Friday, October 30, 2009


Gimme an "F"!...

Many of you have probably heard about the Governator’s playing with steganography — specifically, an acrostic:Governor Schwarzenegger’s veto letter

Of course, everyone’s buzzing about whether it could possibly have been accidental, as his staff claims, or whether it just had to be intentional. My opinion: I think it was intentional. But, opinions aside, let’s take a look at it for a moment, without trying to pull out actual numbers (there are plenty of folks posting statistical analyses that do have numbers, so you can look for those if you like).

The chances, of course, of writing some text that spans seven lines and happens to have the first letters of each line spell “Fuck You”, are exceedingly, vanishingly, teeny-tiny. Really, really, really, really small. Even more so if you consider capitals, and the paragraph break between the two words, forming the “space”. Minuscule.

But not zero. It is possible, however unlikely it may be, for it to happen by chance.

But back up and consider that there are many combinations that might have appeared there and been thought noteworthy. It could have said “kiss ass”, for example, or “eat shit”. It didn’t even have to take all seven letters: if it said “bite me”, and the first or seventh letter were unrelated, we’d probably still hear about it and wonder if he’d meant to do it. We’d even wonder about “x no way x” (substitute your favourite irrelevant letters for the x’s).

So the chances of getting something that we’d notice and put in the newspaper are, while still not at all high, not as tiny as it seems when we look at the single phrase that did show up.

And, in fact, the chances that there’d be something sensible there at all, even if it were, say, “tadpole” are actually pretty good (especially if you consider incomplete strings, like the “no way” example). This is what sucks the bible-code lunatics in, when they think they can find secret messages from God hidden in the bible. On the surface, it seems to us that “discovering” a convoluted pattern that we can make sense out of in light of something we know (or would like “evidence” of) means something. In fact, it means only that we’re good at artificially finding meaningless patterns.

How likely is it that “1 2 3 4 5” will come up in tonight’s lottery drawing, in that order? How likely is “37 12 83 7 22”? Exactly the same (both very, very unlikely). Yet we perceive the former to be “impossible” — if it should ever show up, we could be sure of a fraud investigation, and a likely re-draw — while accepting the latter as a normal “random” set of lottery balls.

If we should fairly and thoroughly shuffle an unarranged deck of cards, what’s the probability that we’d end up with the four aces on top?

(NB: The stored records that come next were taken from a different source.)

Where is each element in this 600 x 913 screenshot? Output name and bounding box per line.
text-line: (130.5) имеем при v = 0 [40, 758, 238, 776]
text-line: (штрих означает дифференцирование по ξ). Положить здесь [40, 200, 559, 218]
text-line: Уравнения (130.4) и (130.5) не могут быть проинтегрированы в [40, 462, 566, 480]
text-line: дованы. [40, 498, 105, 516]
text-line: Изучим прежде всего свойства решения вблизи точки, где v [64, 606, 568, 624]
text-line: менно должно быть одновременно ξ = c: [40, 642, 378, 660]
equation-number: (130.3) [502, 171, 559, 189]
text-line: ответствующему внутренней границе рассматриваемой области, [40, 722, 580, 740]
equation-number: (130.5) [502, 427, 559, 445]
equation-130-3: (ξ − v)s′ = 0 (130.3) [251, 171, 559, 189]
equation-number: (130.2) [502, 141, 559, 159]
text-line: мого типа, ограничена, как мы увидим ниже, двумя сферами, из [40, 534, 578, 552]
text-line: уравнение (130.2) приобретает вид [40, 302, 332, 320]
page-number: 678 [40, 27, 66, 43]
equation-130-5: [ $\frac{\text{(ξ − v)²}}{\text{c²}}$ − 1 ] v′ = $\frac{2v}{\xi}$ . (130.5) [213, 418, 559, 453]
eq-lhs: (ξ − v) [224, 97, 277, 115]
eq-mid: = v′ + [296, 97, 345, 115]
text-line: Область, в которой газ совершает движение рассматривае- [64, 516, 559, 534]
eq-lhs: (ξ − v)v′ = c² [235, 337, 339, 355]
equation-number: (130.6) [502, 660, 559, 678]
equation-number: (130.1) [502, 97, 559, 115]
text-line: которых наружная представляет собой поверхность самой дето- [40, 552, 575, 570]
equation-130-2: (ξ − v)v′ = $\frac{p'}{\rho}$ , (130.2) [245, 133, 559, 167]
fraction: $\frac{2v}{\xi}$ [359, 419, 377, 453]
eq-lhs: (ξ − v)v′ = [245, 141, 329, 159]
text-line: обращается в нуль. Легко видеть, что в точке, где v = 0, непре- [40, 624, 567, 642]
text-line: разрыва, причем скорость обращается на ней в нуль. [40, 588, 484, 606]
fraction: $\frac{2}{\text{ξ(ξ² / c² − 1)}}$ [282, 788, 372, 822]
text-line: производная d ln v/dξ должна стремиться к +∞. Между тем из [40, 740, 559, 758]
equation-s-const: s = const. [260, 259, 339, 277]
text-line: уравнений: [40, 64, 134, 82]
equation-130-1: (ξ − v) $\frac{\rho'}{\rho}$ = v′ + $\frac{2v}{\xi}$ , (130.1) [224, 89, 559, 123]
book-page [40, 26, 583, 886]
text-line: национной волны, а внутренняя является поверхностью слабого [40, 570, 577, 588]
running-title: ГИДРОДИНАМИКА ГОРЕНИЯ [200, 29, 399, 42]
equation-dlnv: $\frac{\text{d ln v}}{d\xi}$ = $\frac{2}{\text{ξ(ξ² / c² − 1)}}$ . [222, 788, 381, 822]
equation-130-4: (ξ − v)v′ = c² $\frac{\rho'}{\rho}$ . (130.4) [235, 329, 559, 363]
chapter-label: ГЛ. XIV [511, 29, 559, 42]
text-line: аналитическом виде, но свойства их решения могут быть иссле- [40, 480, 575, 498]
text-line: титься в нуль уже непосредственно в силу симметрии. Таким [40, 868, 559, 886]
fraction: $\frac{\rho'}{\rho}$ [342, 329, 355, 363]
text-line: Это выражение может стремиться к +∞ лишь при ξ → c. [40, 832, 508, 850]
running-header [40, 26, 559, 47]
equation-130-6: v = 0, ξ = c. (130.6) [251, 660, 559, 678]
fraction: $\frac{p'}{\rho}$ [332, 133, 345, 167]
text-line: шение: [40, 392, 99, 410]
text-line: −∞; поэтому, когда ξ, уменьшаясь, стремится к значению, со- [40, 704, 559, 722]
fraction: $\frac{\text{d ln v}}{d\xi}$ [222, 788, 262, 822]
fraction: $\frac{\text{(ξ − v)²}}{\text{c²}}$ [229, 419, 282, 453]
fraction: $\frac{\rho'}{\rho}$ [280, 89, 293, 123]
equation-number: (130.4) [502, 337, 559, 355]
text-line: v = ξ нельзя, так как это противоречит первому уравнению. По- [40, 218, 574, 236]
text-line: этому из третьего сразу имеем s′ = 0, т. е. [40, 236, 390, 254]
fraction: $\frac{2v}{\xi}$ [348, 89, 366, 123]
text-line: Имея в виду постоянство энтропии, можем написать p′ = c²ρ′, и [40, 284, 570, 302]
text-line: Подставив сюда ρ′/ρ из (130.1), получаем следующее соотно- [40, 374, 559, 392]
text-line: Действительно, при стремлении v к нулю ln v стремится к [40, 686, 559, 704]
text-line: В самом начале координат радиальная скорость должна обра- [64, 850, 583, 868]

What’s the probability that the top four cards, in order, will be the jack of hearts, the three of spades, the seven of hearts, and the ten of diamonds? The former is actually much more likely than the latter (because the order doesn’t matter... 24 times more likely, 1 in 270,725 vs 1 in 6,497,400), but we’re inclined to think otherwise. We do not have a good intuition about probabilities, and we overemphasize what appear to us to be “obvious” patterns.

Of course, there’s a difference between playing with the layout of bible text until we can find some pattern that we interpret to be a fuzzy message about the JFK assassination... and straight out seeing “fuck you” as an acrostic in something someone wrote yesterday. Yeah, I think Governor Schwarzenegger (or his staff) was having some fun. And my sincere thanks to the Governor for making today’s blog topic easy.


Nathaniel said...

In the 1980's at CMU I wrote an algorithm that generated filenames as unique ID's of 18 characters, using something very close to today's base64. Then I wrote another piece of software that told all the users the names of all files being written or read from the remote file system (AFS). Sure enough -- and a picture of this is in my book Programming as if People Mattered -- one of my users complained when one of the 18 character strings incuded "FuckYOO" -- even though it was surrounded by 11 other characters.

Barry Leiba said...

Too bad no one knew about the bible-code people then — you could have told the user it was a message from God.

The Ridger, FCD said...

It's actually 8 lines, since the first one fits, too.

Barry Leiba said...

Sure, if you want to make it fit. I've never heard anyone say, "I fuck you!", as a statement of defiance.

Of course, the desire to include the first line to extend the pattern rather demonstrates my point.